Digital Sanctuary: Encoding Digital Refuge into State and Local Sanctuary Efforts

The 15th CRISP online seminar with Bryce Newell, University of Oregon
Wednesday, March 18, 2026 - 13:00

Bryce Newell, Associate Professor in the School of Journalism and Communication at the University of Oregon will deliver the 15th CRISP online seminar. The seminar is entitled 'Digital Sanctuary: Encoding Digital Refuge into State and Local Sanctuary Efforts' and takes place at 1pm GMT on Wednesday March 18th 2026. To join the seminar, click on the 'Join the Seminar' link at the bottom of this page.  The link will become live 15 minutes before the start of the seminar.

Abstract

Sanctuary has long been associated with creating safe places where immigrants are protected from immigration enforcement. Historically, sanctuary efforts focused on physical places of refuge, including churches, cities, and states. Less attention has been directed at what we call digital sanctuary: digital spaces, processes, or other arrangements at the state or local level wherein data about immigrants or others, or data about these individuals and their communications, activities, relationships, or movements, etc., is shielded from access by immigration enforcement authorities, including through forms of state surveillance. We argue that there is a growing need to incorporate forms of digital sanctuary into sanctuary commitments around the world, including within data privacy legislation and the regulation of surveillance and other emerging technologies like artificial intelligence. We provide examples of how digital sanctuary could be built into state law (including data privacy and data broker registration laws) in the United States and the information practices of state agencies and humanitarian migrant-aid organizations.

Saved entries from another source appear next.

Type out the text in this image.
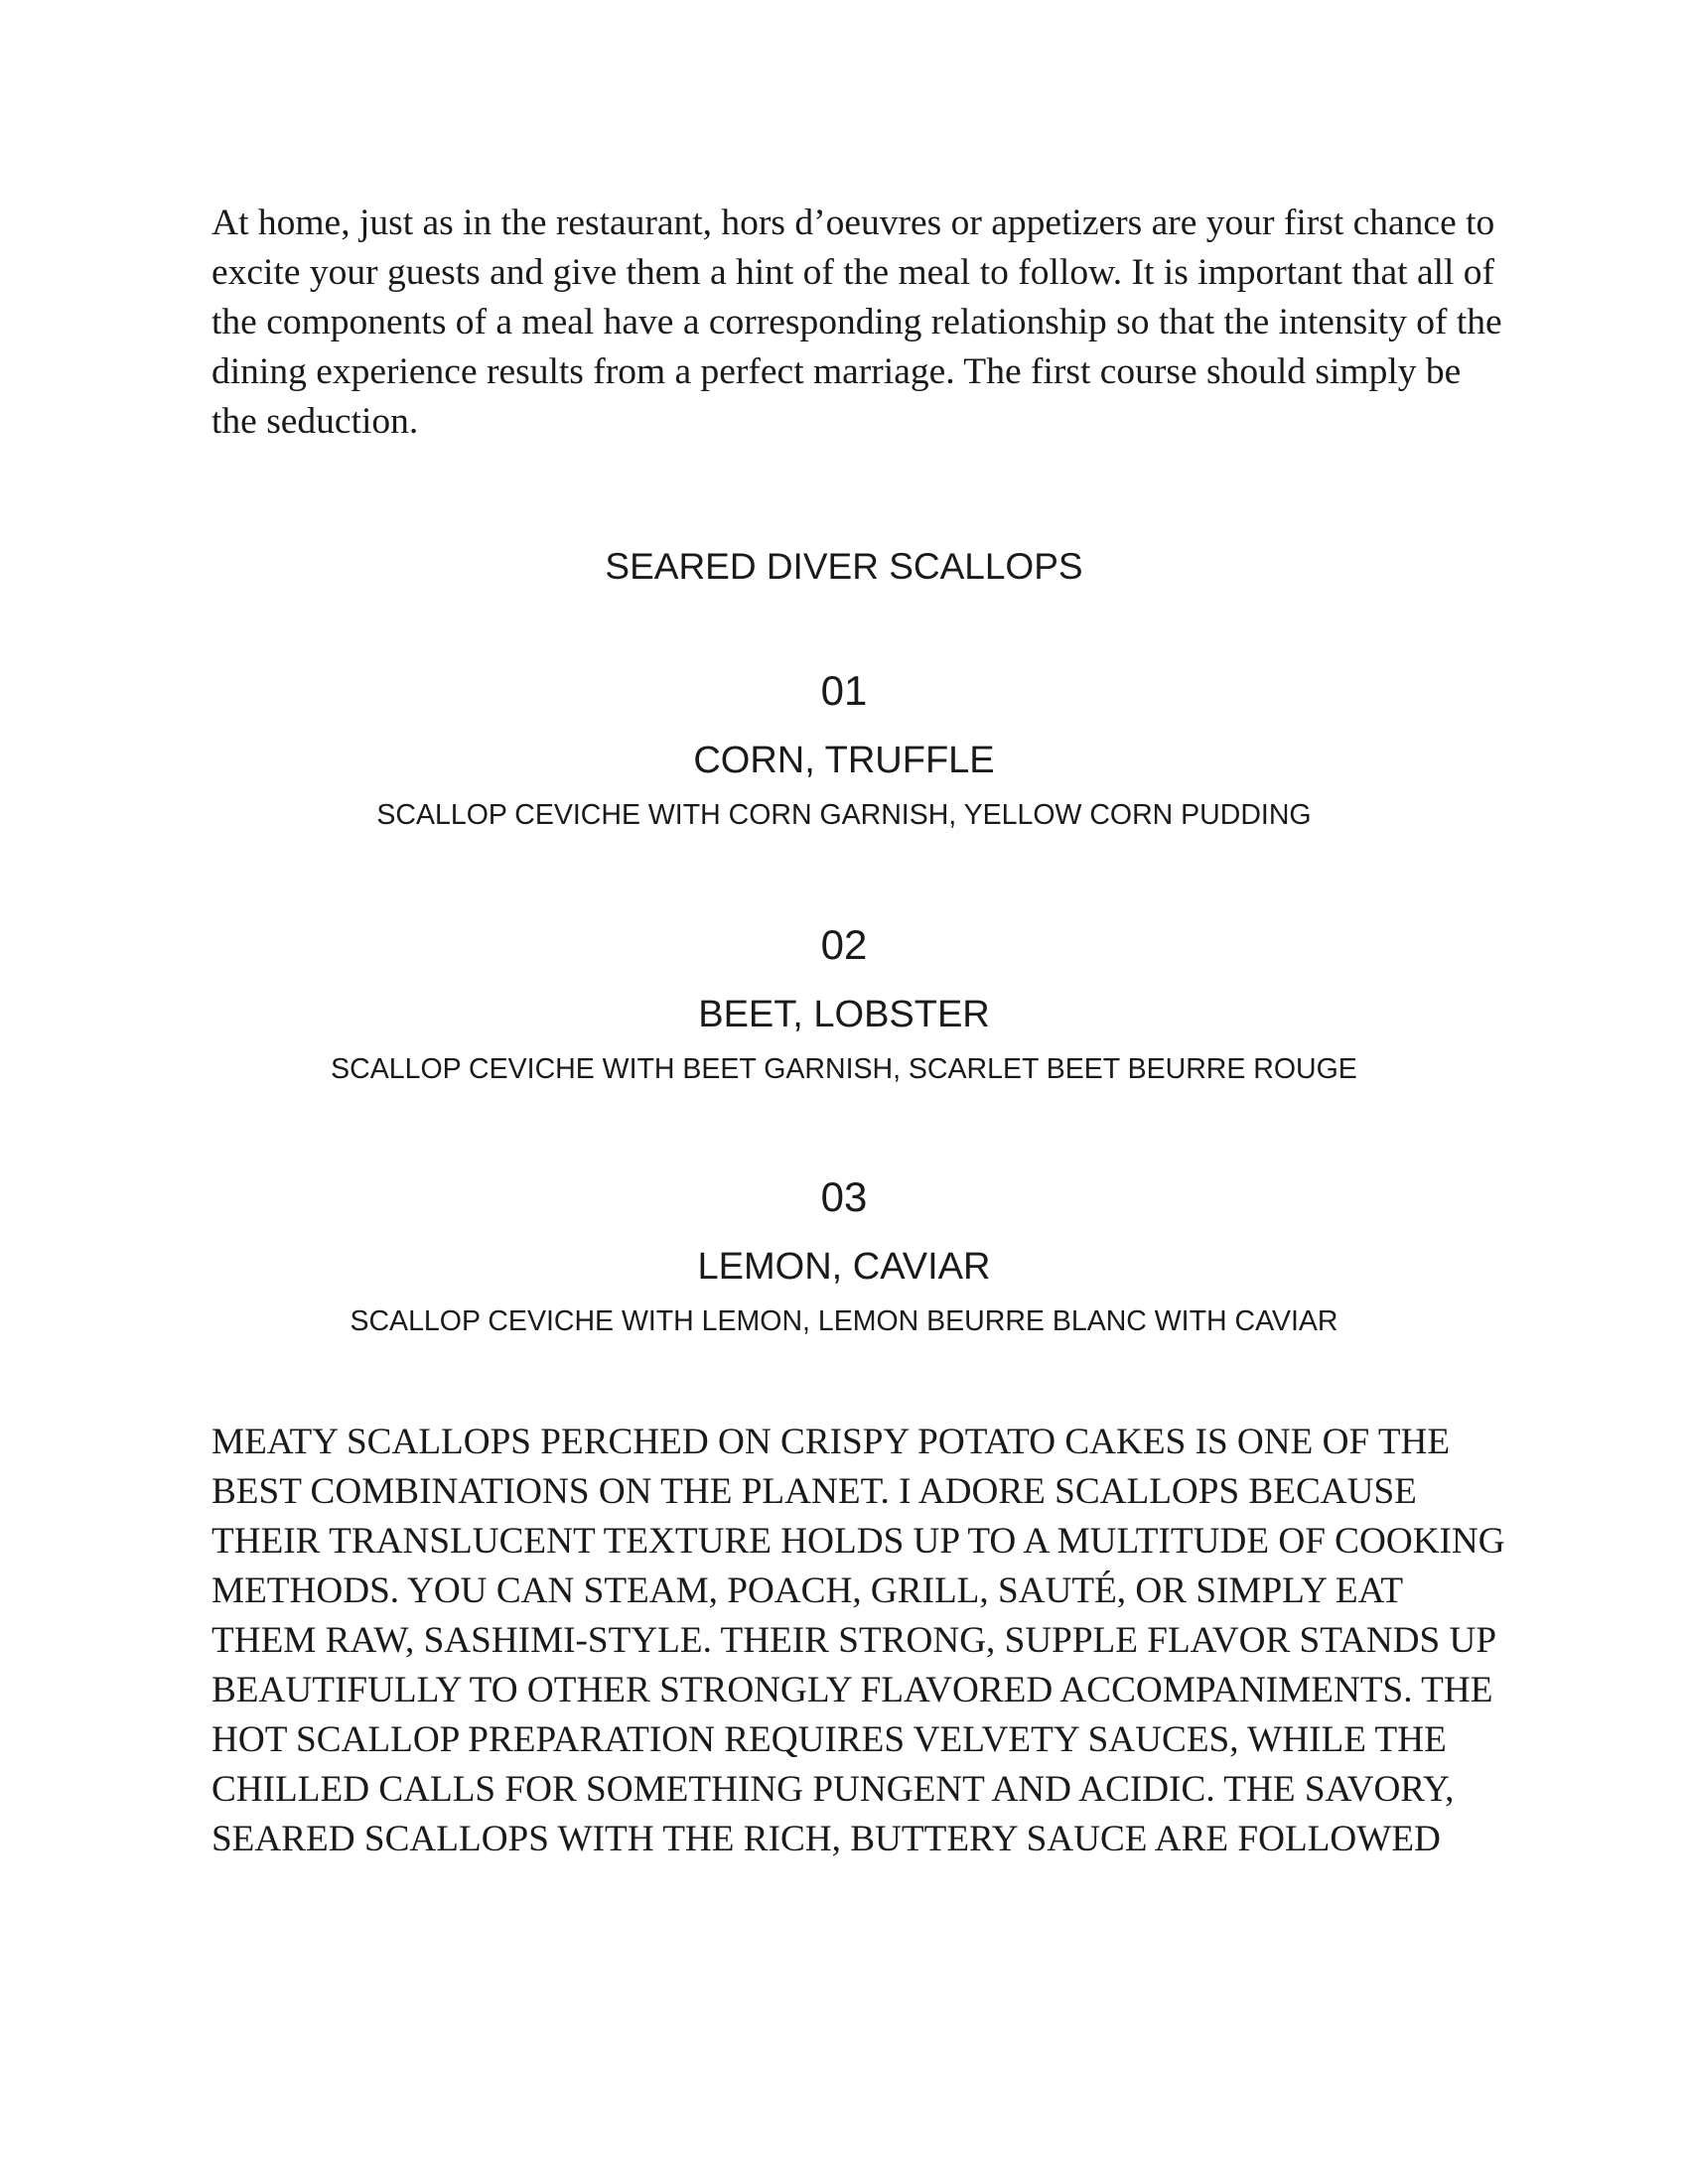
At home, just as in the restaurant, hors d’oeuvres or appetizers are your first chance to excite your guests and give them a hint of the meal to follow. It is important that all of the components of a meal have a corresponding relationship so that the intensity of the dining experience results from a perfect marriage. The first course should simply be the seduction.

SEARED DIVER SCALLOPS
01
CORN, TRUFFLE
SCALLOP CEVICHE WITH CORN GARNISH, YELLOW CORN PUDDING
02
BEET, LOBSTER
SCALLOP CEVICHE WITH BEET GARNISH, SCARLET BEET BEURRE ROUGE
03
LEMON, CAVIAR
SCALLOP CEVICHE WITH LEMON, LEMON BEURRE BLANC WITH CAVIAR

MEATY SCALLOPS PERCHED ON CRISPY POTATO CAKES IS ONE OF THE BEST COMBINATIONS ON THE PLANET. I ADORE SCALLOPS BECAUSE THEIR TRANSLUCENT TEXTURE HOLDS UP TO A MULTITUDE OF COOKING METHODS. YOU CAN STEAM, POACH, GRILL, SAUTÉ, OR SIMPLY EAT THEM RAW, SASHIMI-STYLE. THEIR STRONG, SUPPLE FLAVOR STANDS UP BEAUTIFULLY TO OTHER STRONGLY FLAVORED ACCOMPANIMENTS. THE HOT SCALLOP PREPARATION REQUIRES VELVETY SAUCES, WHILE THE CHILLED CALLS FOR SOMETHING PUNGENT AND ACIDIC. THE SAVORY, SEARED SCALLOPS WITH THE RICH, BUTTERY SAUCE ARE FOLLOWED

This paper is co-authored with Dr. Bibo Lin, Assistant Professor at Texas A&M International University.

Biography

Bryce Clayton Newell, PhD, JD, is The David and Nancy Petrone Faculty Fellow and Associate Professor in the School of Journalism and Communication at the University of Oregon. He is also a Co-Director of the Surveillance Studies Network (SSN) and a Dialogue Editor for Surveillance & Society. Bryce is an information scientist and socio-legal scholar whose research investigates the social, legal, and ethical implications of information technologies in society. Bibo Lin, PhD, is an Assistant Professor at Texas A&M International University.